Example: for length 3, there are 5 the valid sequences. A fast function for doing the following map (preferably in both direction) would be a good solution
1,1,1 0
1,1,2 1
1,2,1 2
1,2,2 3
1,2,3 4
The point of the exercise is to get a packed table with a 1-1 mapping between valid sequences and cells.
The size of the set in bounded only by the number of unique sequences possible.
I don't know now what the length of the sequence will be but it will be a small, <12, constant known in advance.
I'll get to this sooner or later, but though I'd throw it out for the community to have "fun" with in the meantime.
these are different valid sequences
1,1,2,3,2,1,4
1,1,2,3,1,2,4
1,2,3,4,5,6,7
1,1,1,1,2,3,2
these are not
1,2,2,4
2,
1,1,2,3,5
Related to this
There is a natural sequence indexing, but no so easy to calculate.
Let look for A_n for n>0, since A_0 = 1.
Indexing is done in 2 steps.
Part 1:
Group sequences by places where A_n = max(A_0 .. A_n-1) + 1. Call these places steps.
On steps are consecutive numbers (2,3,4,5,...).
On non-step places we can put numbers from 1 to number of steps with index less than k.
Each group can be represent as binary string where 1 is step and 0 non-step. E.g. 001001010 means group with 112aa3b4c, a<=2, b<=3, c<=4. Because, groups are indexed with binary number there is natural indexing of groups. From 0 to 2^length - 1. Lets call value of group binary representation group order.
Part 2:
Index sequences inside a group. Since groups define step positions, only numbers on non-step positions are variable, and they are variable in defined ranges. With that it is easy to index sequence of given group inside that group, with lexicographical order of variable places.
It is easy to calculate number of sequences in one group. It is number of form 1^i_1 * 2^i_2 * 3^i_3 * ....
Combining:
This gives a 2 part key: <Steps, Group> this then needs to be mapped to the integers. To do that we have to find how many sequences are in groups that have order less than some value. For that, lets first find how many sequences are in groups of given length. That can be computed passing through all groups and summing number of sequences or similar with recurrence. Let T(l, n) be number of sequences of length l (A_0 is omitted ) where maximal value of first element can be n+1. Than holds:
T(l,n) = n*T(l-1,n) + T(l-1,n+1)
T(1,n) = n
Because l + n <= sequence length + 1 there are ~sequence_length^2/2 T(l,n) values, which can be easily calculated.

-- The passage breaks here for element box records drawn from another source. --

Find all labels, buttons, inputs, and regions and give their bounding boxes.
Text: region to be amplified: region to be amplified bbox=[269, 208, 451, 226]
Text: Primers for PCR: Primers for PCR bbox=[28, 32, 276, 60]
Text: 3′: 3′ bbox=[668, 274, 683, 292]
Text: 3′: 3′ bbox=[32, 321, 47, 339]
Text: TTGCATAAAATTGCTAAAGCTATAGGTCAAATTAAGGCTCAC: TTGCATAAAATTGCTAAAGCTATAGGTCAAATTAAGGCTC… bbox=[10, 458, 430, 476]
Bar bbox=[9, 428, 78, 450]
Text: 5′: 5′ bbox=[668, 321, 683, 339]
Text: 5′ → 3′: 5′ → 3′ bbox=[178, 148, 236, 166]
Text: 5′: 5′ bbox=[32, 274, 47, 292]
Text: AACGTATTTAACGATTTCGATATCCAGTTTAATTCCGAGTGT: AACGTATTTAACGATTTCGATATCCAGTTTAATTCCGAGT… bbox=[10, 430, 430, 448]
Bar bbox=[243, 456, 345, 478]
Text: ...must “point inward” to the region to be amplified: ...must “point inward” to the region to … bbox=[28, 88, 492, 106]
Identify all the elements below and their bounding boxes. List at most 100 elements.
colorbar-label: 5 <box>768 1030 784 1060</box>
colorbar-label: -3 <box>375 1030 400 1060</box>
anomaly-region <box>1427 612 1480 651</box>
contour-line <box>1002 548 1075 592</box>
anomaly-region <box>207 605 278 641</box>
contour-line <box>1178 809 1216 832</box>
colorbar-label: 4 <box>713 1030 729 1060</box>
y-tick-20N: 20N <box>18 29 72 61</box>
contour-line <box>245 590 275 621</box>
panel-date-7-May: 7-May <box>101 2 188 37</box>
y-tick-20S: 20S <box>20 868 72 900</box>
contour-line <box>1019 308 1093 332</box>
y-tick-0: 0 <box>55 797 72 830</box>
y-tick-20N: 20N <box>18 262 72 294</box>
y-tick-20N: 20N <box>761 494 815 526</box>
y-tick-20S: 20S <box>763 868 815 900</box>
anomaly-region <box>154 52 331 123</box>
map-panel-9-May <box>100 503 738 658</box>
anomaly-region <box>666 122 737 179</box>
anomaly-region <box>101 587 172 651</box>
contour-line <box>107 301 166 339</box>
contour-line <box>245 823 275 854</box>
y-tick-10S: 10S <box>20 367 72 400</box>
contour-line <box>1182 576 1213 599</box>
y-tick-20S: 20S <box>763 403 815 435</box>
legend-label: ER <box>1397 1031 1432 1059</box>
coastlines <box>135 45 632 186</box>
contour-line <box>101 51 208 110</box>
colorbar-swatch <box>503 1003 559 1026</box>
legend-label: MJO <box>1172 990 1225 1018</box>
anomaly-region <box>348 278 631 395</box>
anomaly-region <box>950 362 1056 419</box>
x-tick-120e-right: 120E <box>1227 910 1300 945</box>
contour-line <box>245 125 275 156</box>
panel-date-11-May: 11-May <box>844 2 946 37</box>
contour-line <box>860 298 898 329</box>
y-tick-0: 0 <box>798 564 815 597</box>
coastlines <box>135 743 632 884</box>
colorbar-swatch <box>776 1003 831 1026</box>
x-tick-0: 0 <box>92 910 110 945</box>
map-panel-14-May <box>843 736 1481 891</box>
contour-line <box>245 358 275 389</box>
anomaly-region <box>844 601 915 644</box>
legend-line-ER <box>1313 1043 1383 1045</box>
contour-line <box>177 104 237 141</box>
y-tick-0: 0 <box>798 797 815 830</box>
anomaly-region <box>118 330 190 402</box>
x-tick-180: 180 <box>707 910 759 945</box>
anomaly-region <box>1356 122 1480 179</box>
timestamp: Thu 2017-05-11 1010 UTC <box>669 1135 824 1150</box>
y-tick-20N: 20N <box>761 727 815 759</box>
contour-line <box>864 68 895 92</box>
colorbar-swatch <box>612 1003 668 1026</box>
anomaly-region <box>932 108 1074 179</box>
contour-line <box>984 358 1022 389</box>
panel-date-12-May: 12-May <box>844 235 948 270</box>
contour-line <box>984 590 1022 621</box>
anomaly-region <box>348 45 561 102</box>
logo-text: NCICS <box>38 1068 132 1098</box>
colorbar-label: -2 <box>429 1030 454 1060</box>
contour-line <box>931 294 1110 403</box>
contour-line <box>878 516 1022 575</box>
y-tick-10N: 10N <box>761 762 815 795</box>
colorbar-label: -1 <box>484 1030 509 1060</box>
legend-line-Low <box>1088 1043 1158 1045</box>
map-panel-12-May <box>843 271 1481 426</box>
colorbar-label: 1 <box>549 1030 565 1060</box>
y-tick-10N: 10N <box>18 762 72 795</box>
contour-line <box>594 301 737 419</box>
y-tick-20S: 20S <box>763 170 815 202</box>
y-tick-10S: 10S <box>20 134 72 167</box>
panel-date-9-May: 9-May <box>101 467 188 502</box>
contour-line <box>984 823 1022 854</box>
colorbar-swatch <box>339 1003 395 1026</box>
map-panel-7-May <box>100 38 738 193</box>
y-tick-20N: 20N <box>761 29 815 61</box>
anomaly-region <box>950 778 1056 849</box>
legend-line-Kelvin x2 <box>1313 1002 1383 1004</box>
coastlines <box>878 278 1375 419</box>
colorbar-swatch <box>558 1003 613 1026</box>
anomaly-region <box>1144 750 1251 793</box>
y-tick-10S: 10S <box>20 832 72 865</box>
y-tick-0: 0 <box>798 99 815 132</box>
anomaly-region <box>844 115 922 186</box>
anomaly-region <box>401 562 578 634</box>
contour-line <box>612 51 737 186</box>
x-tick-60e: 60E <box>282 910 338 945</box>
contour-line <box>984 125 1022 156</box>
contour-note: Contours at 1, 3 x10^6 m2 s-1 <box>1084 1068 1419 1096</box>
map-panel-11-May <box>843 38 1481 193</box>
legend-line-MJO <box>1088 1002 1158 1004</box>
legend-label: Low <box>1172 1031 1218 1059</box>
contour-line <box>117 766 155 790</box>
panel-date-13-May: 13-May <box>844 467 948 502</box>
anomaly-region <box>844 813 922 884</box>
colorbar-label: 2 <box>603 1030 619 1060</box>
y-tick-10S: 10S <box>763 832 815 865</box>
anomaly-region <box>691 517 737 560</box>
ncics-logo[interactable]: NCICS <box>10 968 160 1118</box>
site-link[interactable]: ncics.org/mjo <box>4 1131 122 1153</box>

Next is to calculate number of sequences in groups of order less or equal than given value. That can be done with summing of T(l,n) values. E.g. number of sequences in groups with order <= 1001010 binary, is equal to
T(7,1) + # for 1000000
2^2 * T(4,2) + # for 001000
2^2 * 3 * T(2,3) # for 010
Optimizations:
This will give a mapping but the direct implementation for combining the key parts is >O(1) at best. On the other hand, the Steps portion of the key is small and by computing the range of Groups for each Steps value, a lookup table can reduce this to O(1).
I'm not 100% sure about upper formula, but it should be something like it.
With these remarks and recurrence it is possible to make functions sequence -> index and index -> sequence. But not so trivial :-)
I think hash with out sorting should be the thing.
As A0 always start with 0, may be I think we can think of the sequence as an number with base 12 and use its base 10 as the key for look up. ( Still not sure about this).
This is a python function which can do the job for you assuming you got these values stored in a file and you pass the lines to the function
def valid_lines(lines):
for line in lines:
line = line.split(",")
if line[0] == 1 and line[-1] and line[-1] <= max(line)+1:
yield line
lines = (line for line in open('/tmp/numbers.txt'))
for valid_line in valid_lines(lines):
print valid_line
Given the sequence, I would sort it, then use the hash of the sorted sequence as the index of the table.